Hogueras en la madrugada

NEUQUEN (AN).- Llueve y hace frío. El auto se mueve lento sobre los adoquines de hormigón de la calle Las Gaviotas del barrio San Lorenzo Norte, al oeste del centro de la ciudad capital. La calle, jabonosa por el barro, está cortada. Desde lejos se adivinan una barricada de cachivaches y tres hogueras alimentadas a neumáticos viejos. Las llamas se burlan de la lluvia.
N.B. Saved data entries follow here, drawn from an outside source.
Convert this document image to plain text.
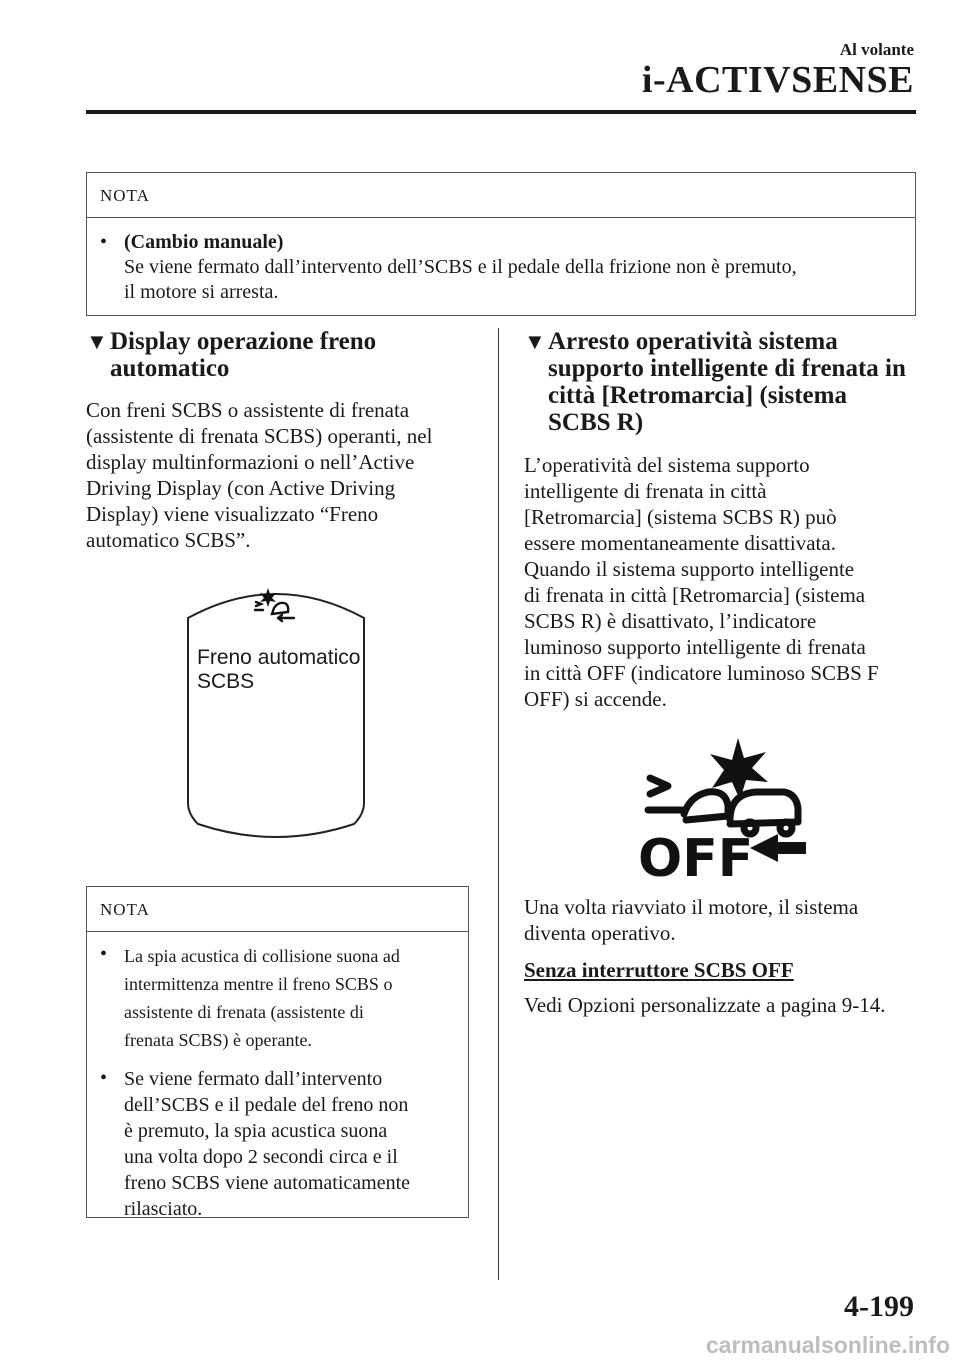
Al volante
i-ACTIVSENSE
NOTA
• (Cambio manuale)
Se viene fermato dall’intervento dell’SCBS e il pedale della frizione non è premuto,
il motore si arresta.
▼ Display operazione freno
automatico
Con freni SCBS o assistente di frenata
(assistente di frenata SCBS) operanti, nel
display multinformazioni o nell’Active
Driving Display (con Active Driving
Display) viene visualizzato “Freno
automatico SCBS”.
Freno automatico
SCBS
NOTA
• La spia acustica di collisione suona ad
intermittenza mentre il freno SCBS o
assistente di frenata (assistente di
frenata SCBS) è operante.
• Se viene fermato dall’intervento
dell’SCBS e il pedale del freno non
è premuto, la spia acustica suona
una volta dopo 2 secondi circa e il
freno SCBS viene automaticamente
rilasciato.
▼ Arresto operatività sistema
supporto intelligente di frenata in
città [Retromarcia] (sistema
SCBS R)
L’operatività del sistema supporto
intelligente di frenata in città
[Retromarcia] (sistema SCBS R) può
essere momentaneamente disattivata.
Quando il sistema supporto intelligente
di frenata in città [Retromarcia] (sistema
SCBS R) è disattivato, l’indicatore
luminoso supporto intelligente di frenata
in città OFF (indicatore luminoso SCBS F
OFF) si accende.
OFF
Una volta riavviato il motore, il sistema
diventa operativo.
Senza interruttore SCBS OFF
Vedi Opzioni personalizzate a pagina 9-14.
4-199
carmanualsonline.info
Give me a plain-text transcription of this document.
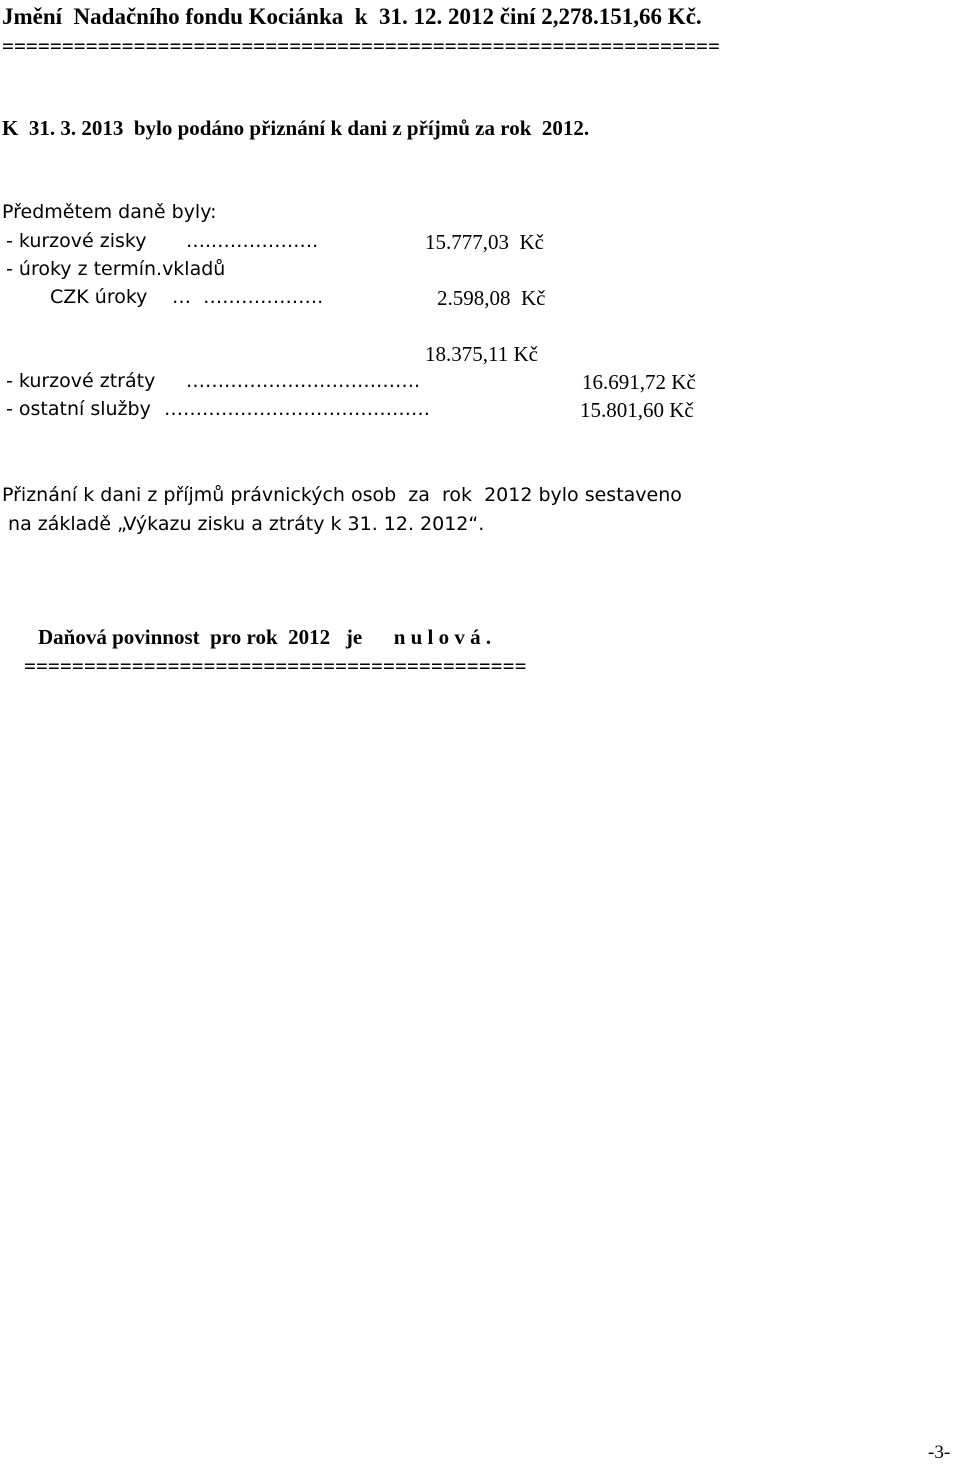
Jmění  Nadačního fondu Kociánka  k  31. 12. 2012 činí 2,278.151,66 Kč.
============================================================
K  31. 3. 2013  bylo podáno přiznání k dani z příjmů za rok  2012.
Předmětem daně byly:
- kurzové zisky …..…………….	15.777,03  Kč
- úroky z termín.vkladů
CZK úroky …  ……………….	2.598,08  Kč
18.375,11 Kč
- kurzové ztráty ……………………………….	16.691,72 Kč
- ostatní služby ……………………………………	15.801,60 Kč
Přiznání k dani z příjmů právnických osob  za  rok  2012 bylo sestaveno
na základě „Výkazu zisku a ztráty k 31. 12. 2012“.
Daňová povinnost  pro rok  2012   je      n u l o v á .
==========================================
-3-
El auto se detiene y asoma un pibe del que sólo se distingue la silueta: «Vengan, vengan», invita a los pasajeros del vehículo quienes entienden que no cabe otra que la retirada. Otra silueta -otro pibe- que avanza sale en busca del auto, o más bien de sus pasajeros. Los pibes corren, el auto patina marcha atrás. Se escuchan un piedrazo que golpea contra el paragolpes y otro que, es posible, haya pegado contra el piso. Todo ocurre -calcula el cronista- en un par de segundos. Durante el tercero, otro par de chicos, uno de ellos tambaleante, aparece por el costado, con nuevas pedradas que no alcanzan al vehículo que, siempre en reversa, ya recorrió no menos de cien metros de Las Gaviotas. Los dos hombres saben que tienen que salir, y van rápido. Hay sombras, muchas sombras a los costados. Como una ráfaga aparece otro chico ¿o un hombre? grandote que corre sobre el auto. Los pasajeros se preparan para lo peor y el que tiene las manos libres se cubre la cabeza, en vez de agacharse.

Los hombres del auto vuelven a hablar unos cien metros más allá. Acuerdan la salida más rápida, hacia una de las calles troncales. Ya no sienten frío.
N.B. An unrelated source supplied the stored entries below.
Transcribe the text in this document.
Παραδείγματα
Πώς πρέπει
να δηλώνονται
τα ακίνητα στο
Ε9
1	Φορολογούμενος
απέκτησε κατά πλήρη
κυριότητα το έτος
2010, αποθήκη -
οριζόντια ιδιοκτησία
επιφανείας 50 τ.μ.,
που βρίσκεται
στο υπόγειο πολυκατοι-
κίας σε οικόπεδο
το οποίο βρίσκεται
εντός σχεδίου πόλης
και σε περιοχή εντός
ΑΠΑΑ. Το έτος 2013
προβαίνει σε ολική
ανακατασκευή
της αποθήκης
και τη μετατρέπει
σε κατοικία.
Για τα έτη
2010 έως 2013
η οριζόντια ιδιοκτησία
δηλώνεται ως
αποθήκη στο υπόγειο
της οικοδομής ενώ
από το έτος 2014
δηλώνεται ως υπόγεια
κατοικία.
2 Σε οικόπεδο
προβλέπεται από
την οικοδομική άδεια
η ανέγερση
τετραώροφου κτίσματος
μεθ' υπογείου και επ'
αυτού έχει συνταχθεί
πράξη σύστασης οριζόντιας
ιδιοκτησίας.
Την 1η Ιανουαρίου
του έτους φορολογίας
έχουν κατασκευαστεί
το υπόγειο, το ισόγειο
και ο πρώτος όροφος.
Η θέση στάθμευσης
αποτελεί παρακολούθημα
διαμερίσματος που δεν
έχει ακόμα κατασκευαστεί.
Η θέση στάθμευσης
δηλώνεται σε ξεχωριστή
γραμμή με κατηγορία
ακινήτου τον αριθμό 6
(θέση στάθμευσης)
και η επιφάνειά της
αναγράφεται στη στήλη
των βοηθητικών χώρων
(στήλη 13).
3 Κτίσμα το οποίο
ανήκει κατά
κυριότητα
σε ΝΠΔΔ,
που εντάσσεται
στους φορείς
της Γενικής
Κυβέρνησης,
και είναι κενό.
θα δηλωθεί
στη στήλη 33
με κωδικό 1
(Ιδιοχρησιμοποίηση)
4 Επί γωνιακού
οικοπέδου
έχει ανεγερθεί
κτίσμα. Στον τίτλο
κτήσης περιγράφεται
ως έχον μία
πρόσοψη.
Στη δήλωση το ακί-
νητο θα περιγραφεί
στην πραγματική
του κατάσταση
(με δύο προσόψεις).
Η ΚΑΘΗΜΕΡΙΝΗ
Sintieron el miedo en los pies o se re-enmiedaron, podría definirse. No entienden por qué el hombre que estuvo a dos metros del vehículo no lanzó eso que tenía en la mano. Entonces, ambos acuerdan que tuvieron suerte y asumen que no hay que andar por Las Gaviotas tan tarde. El miércoles había terminado. Habían pasado 30 minutos de la medianoche, según informaba la voz de una locutora sin brújula que -instalada en un estudio en el centro de la ciudad- hablaba de cuán romántico es caminar bajo la lluvia sin paraguas.
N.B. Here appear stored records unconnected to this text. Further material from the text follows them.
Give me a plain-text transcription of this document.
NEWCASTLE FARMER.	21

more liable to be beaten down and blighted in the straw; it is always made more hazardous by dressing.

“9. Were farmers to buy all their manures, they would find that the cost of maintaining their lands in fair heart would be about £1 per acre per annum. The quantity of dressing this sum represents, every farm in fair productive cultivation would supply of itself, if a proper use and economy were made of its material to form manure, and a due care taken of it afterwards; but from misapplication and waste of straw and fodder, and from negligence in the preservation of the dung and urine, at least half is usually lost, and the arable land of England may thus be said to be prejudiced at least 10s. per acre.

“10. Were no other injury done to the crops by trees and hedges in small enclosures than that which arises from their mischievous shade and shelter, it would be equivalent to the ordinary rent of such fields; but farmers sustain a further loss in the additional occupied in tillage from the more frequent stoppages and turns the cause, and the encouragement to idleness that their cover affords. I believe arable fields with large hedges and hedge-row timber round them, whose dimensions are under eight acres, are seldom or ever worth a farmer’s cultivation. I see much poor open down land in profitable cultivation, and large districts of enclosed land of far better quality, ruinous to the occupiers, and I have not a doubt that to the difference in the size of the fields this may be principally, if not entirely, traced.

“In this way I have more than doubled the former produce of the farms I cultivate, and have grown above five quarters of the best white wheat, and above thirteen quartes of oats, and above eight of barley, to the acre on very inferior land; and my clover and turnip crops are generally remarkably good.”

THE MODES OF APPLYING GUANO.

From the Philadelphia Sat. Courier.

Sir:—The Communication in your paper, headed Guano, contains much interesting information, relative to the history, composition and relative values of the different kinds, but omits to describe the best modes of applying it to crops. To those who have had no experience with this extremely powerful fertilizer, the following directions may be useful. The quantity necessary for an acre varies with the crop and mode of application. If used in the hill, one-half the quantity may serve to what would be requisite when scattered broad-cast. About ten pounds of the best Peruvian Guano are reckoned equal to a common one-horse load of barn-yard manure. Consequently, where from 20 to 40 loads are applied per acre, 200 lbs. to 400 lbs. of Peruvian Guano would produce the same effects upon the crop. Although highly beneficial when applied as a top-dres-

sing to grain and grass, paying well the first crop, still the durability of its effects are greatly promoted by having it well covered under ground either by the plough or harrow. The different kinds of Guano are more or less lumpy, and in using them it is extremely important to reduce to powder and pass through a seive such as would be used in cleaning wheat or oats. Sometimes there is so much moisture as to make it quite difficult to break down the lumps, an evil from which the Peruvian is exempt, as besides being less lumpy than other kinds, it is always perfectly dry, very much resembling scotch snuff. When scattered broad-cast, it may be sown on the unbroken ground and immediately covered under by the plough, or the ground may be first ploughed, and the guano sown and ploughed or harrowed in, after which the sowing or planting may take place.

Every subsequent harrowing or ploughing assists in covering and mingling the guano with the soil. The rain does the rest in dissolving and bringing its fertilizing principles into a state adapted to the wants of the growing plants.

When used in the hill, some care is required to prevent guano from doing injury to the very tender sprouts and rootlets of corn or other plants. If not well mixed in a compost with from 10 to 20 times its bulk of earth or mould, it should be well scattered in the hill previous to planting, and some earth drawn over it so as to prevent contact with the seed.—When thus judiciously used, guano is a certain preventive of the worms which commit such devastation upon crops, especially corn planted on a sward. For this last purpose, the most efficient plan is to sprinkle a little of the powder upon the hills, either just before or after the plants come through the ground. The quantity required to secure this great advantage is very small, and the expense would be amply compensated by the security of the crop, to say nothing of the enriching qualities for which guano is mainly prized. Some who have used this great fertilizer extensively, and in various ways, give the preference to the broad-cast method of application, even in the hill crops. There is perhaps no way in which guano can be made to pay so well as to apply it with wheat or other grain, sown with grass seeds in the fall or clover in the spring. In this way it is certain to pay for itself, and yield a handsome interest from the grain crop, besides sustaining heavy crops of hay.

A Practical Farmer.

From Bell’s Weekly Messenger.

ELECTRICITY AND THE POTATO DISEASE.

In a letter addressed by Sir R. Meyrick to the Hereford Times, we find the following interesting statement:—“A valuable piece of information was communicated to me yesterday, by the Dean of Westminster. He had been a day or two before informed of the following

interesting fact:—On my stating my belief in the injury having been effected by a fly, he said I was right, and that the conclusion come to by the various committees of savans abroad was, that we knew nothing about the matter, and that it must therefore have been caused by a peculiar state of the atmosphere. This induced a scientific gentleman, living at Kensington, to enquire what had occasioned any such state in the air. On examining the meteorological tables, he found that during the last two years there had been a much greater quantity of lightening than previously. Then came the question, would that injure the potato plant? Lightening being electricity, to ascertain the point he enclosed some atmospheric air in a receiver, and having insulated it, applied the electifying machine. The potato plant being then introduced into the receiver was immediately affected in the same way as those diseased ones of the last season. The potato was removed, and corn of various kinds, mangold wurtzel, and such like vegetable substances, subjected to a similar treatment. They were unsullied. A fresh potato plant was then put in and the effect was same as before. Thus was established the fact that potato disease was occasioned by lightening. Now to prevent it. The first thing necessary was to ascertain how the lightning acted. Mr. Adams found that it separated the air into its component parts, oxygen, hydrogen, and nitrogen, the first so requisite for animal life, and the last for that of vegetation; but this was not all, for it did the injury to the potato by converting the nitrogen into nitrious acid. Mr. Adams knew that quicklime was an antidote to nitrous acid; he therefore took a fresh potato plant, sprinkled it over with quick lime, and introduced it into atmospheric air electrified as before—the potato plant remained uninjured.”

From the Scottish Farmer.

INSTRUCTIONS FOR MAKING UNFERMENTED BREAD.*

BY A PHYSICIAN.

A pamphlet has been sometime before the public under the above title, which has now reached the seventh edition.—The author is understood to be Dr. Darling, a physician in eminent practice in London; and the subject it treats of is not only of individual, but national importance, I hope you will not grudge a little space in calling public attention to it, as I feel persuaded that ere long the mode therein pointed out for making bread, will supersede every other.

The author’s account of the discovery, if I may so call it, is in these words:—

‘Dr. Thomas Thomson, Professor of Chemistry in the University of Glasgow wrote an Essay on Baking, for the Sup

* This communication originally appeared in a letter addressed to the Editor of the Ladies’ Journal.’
Un cronista y un fotógrafo de «Río Negro» recorrieron el barrio San Lorenzo durante la tensa noche que unió al miércoles con la madrugada del jueves. En ese lapso, los supermercados Bomba y Topsy permanecieron custodiados por dentro y por fuera. No sólo por policías, también por empleados que están dispuestos a poner el cuerpo con tal de que los saqueos no le arrebaten la fuente laboral. En los alrededores, las camionetas de la Policía mantuvieron rondas permanentes y a fuerza de balazos de goma, los uniformados evitaron que los manifestantes se reagrupen y conformen una fuerza medianamente riesgosa. Los pibes, que corrieron al equipo de este diario como habrían corrido a cualquiera que se hubiera acercado hasta sus piquetes, llegaron a la noche agotados por el jaleo del día y muchos de ellos estaban enclenques no sólo por el frío o el hambre. Viven a la deriva y fabrican el vértigo en su terreno, en medio de una ilógica y apretada estructura edilicia.

El barrio San Lorenzo tiene orígenes difusos. De hecho, lleva ese nombre no por el mártir de la fe (un diácono quemado en la hoguera) sino por un paraguayo que tenía sus simpatías en el equipo de fútbol que alguna vez fue de Boedo. Ese hombre formó su propia escuadra de fútbol, que jugaba en una canchita que se ubicaba en lo que es hoy Belgrano y Godoy. El equipo del paraguayo se llamó: San Lorenzo, claro. Cuando los colectivos empezaron a llegar hasta allí la gente pedía por «la cancha de San Lorenzo». Por reducción cambió «a San Lorenzo». Y de allí hasta ahora se llama como se llama. Eran tierras malas, salitrosas, muy dañadas por la extracción de áridos que insumió la construcción del aeropuerto de Neuquén.